Zulip Chat Archive
Stream: general
Topic: Pure functional programming and pointer-based optimization
Simon Hudon (Mar 04 2020 at 05:48):
Hi all! Here's a shameless plug of a paper I wrote with @Daniel Selsam and @Leonardo de Moura about programming techniques that can sometimes get us exponential speedups on functional programs written on expressions. Comments and questions welcome.

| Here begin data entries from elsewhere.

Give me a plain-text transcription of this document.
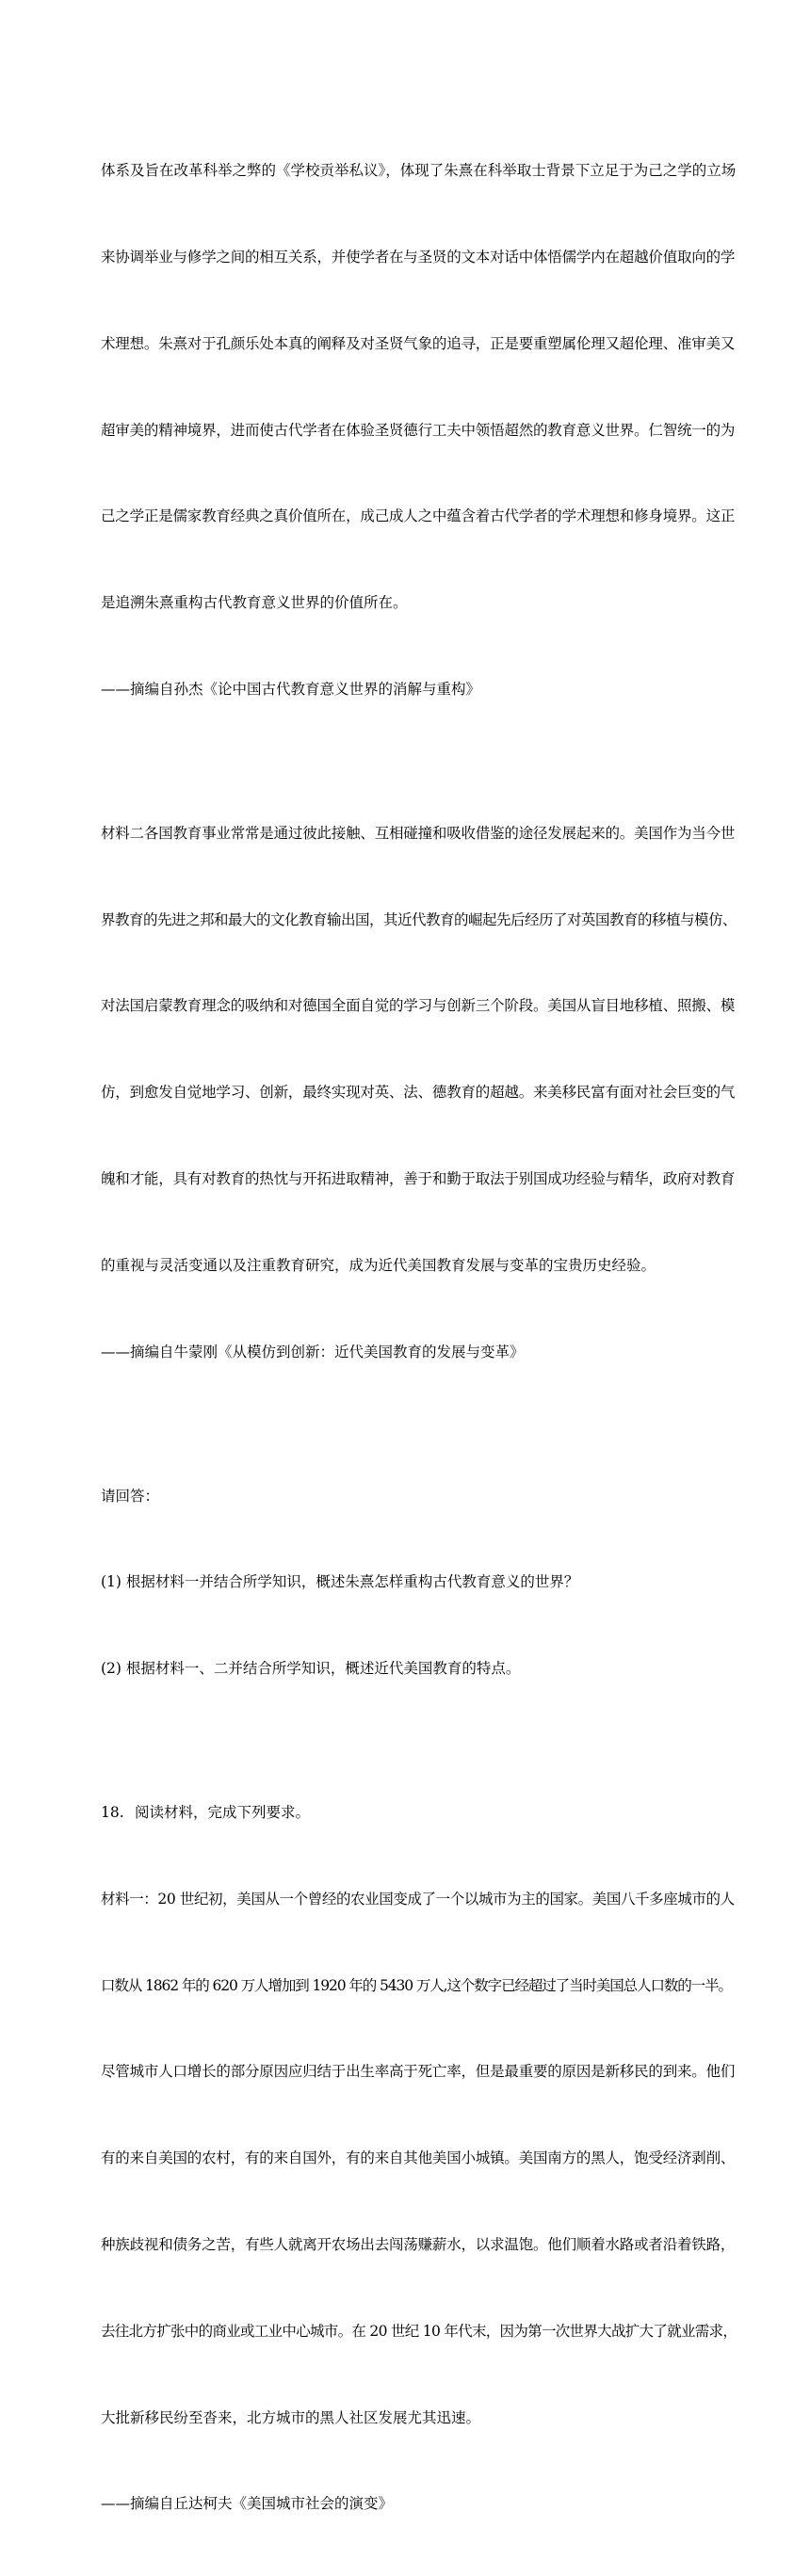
体系及旨在改革科举之弊的《学校贡举私议》，体现了朱熹在科举取士背景下立足于为己之学的立场

来协调举业与修学之间的相互关系，并使学者在与圣贤的文本对话中体悟儒学内在超越价值取向的学

术理想。朱熹对于孔颜乐处本真的阐释及对圣贤气象的追寻，正是要重塑属伦理又超伦理、准审美又

超审美的精神境界，进而使古代学者在体验圣贤德行工夫中领悟超然的教育意义世界。仁智统一的为

己之学正是儒家教育经典之真价值所在，成己成人之中蕴含着古代学者的学术理想和修身境界。这正

是追溯朱熹重构古代教育意义世界的价值所在。

——摘编自孙杰《论中国古代教育意义世界的消解与重构》

材料二各国教育事业常常是通过彼此接触、互相碰撞和吸收借鉴的途径发展起来的。美国作为当今世

界教育的先进之邦和最大的文化教育输出国，其近代教育的崛起先后经历了对英国教育的移植与模仿、

对法国启蒙教育理念的吸纳和对德国全面自觉的学习与创新三个阶段。美国从盲目地移植、照搬、模

仿，到愈发自觉地学习、创新，最终实现对英、法、德教育的超越。来美移民富有面对社会巨变的气

魄和才能，具有对教育的热忱与开拓进取精神，善于和勤于取法于别国成功经验与精华，政府对教育

的重视与灵活变通以及注重教育研究，成为近代美国教育发展与变革的宝贵历史经验。

——摘编自牛蒙刚《从模仿到创新：近代美国教育的发展与变革》

请回答：

(1) 根据材料一并结合所学知识，概述朱熹怎样重构古代教育意义的世界？

(2) 根据材料一、二并结合所学知识，概述近代美国教育的特点。

18. 阅读材料，完成下列要求。

材料一：20 世纪初，美国从一个曾经的农业国变成了一个以城市为主的国家。美国八千多座城市的人

口数从 1862 年的 620 万人增加到 1920 年的 5430 万人,这个数字已经超过了当时美国总人口数的一半。

尽管城市人口增长的部分原因应归结于出生率高于死亡率，但是最重要的原因是新移民的到来。他们

有的来自美国的农村，有的来自国外，有的来自其他美国小城镇。美国南方的黑人，饱受经济剥削、

种族歧视和债务之苦，有些人就离开农场出去闯荡赚薪水，以求温饱。他们顺着水路或者沿着铁路，

去往北方扩张中的商业或工业中心城市。在 20 世纪 10 年代末，因为第一次世界大战扩大了就业需求，

大批新移民纷至沓来，北方城市的黑人社区发展尤其迅速。

——摘编自丘达柯夫《美国城市社会的演变》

https://arxiv.org/abs/2003.01685
Simon Hudon (Mar 04 2020 at 05:50):
The techniques are more generally applicable than for writing theorem provers, I should add
Mario Carneiro (Mar 04 2020 at 06:08):
Is there a reason that functions like withPtrAddr
are written in CPS rather than returning a Squash Addr
?
Mario Carneiro (Mar 04 2020 at 06:10):
In your PtrCache
example, it appears to be impossible to prove that the item you placed is still in the same location when you retrieve it later
Simon Hudon (Mar 04 2020 at 06:12):
Mario Carneiro said:
In your
PtrCache
example, it appears to be impossible to prove that the item you placed is still in the same location when you retrieve it later
That's true and we're going to get duplicates if looking up two objects encoding the same value. That's one possible trade-off we can choose and it can be very appealing to pay the price
Simon Hudon (Mar 04 2020 at 06:12):
Mario Carneiro said:
Is there a reason that functions like
withPtrAddr
are written in CPS rather than returning aSquash Addr
?
I don't think we have considered Squash Addr
. Do you see a benefit to encoding it that way?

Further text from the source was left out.